Historians have, definitely, that work, but his historical revisions, His essays and research articles reach only a small and specialized audience. The task of making hundreds of thousands of readers aware of historical figures like Julia who, because of her status as a woman, had been largely silenced in the historical narrative falls to the historical novelists. The novelist manages to reach many more people with his works and, frequently, can influence the thinking of a society more vehemently than a historian. This is, on the other hand, a huge responsibility. That is why I try to document my novels very well so that the data I convey to readers, in fictional form, be as reliable as possible. In that way, I know that I can recover a historical figure like Julia, doing her justice and without altering the veracity of the events I recount..

It is inevitable to stop talking about what is disrupting us these months.

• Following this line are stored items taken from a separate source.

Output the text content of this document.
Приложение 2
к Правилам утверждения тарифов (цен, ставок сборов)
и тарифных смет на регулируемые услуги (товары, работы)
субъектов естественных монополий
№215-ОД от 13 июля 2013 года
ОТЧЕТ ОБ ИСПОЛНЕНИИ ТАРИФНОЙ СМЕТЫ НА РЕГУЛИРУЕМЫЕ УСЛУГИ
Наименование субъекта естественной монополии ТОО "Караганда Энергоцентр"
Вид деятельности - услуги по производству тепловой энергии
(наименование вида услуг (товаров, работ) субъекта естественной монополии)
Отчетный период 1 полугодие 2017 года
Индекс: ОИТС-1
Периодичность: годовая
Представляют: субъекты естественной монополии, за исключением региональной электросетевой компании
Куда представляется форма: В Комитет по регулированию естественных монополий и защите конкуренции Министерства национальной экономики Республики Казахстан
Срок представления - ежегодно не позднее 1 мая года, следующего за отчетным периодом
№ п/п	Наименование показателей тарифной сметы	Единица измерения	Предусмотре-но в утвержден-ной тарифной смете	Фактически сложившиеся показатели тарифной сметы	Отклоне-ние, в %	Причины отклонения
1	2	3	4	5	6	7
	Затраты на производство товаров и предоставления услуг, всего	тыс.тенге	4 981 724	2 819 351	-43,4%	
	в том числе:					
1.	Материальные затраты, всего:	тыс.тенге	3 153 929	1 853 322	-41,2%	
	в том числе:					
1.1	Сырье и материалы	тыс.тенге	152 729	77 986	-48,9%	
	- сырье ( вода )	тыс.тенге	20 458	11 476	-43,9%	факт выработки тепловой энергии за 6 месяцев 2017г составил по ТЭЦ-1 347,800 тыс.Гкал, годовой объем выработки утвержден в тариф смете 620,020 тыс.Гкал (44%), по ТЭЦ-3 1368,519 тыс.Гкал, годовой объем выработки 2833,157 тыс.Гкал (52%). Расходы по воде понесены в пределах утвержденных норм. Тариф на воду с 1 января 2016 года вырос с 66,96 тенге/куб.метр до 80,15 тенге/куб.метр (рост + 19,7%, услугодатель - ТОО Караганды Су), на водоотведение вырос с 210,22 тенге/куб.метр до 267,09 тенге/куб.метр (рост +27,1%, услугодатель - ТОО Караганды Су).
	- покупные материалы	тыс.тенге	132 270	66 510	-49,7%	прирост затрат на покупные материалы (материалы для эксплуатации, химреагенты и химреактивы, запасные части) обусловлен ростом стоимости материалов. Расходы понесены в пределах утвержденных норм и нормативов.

But I want to do it from the perspective of an empire as powerful as the Roman Empire and when they had to deal with the epidemics of the time.. Throughout its history, I believe it was hit by some of the worst epidemics recorded until it decimated the population.. Tell us about it and the work of doctors at that time when, for example, autopsies could not be performed., as Galen would have liked to do, although in the past yes.
The Roman Empire in Julia's time had already faced terrible smallpox virus pandemics.. The Romans called it the plague, but it has nothing to do with the bubonic plague typical of the Middle Ages and transmitted by rats. The “plagues” of the Roman period of Julia were very acute outbreaks of the smallpox virus. We know this precisely because of the very detailed description made by the imperial physician Galen of the symptoms of that disease.. And we also know, what, indeed, It decimated the population on more than one occasion with brutal mortality rates., much higher than those of the current coronavirus. The Romans will learn to separate the infected quickly, under the direction of the doctor Galen and to subordinate political power to the doctor, but all with a very fast response to an incipient pandemic. there is, in that very quick reaction at the beginning of a pandemic, definitely, a lesson to learn for what has happened to us today. Of course, Galen, once the infected were separated from those who were not infected, gave medical care to all the sick, taking extreme care that those who treated the infected did not get together with other people who were healthy.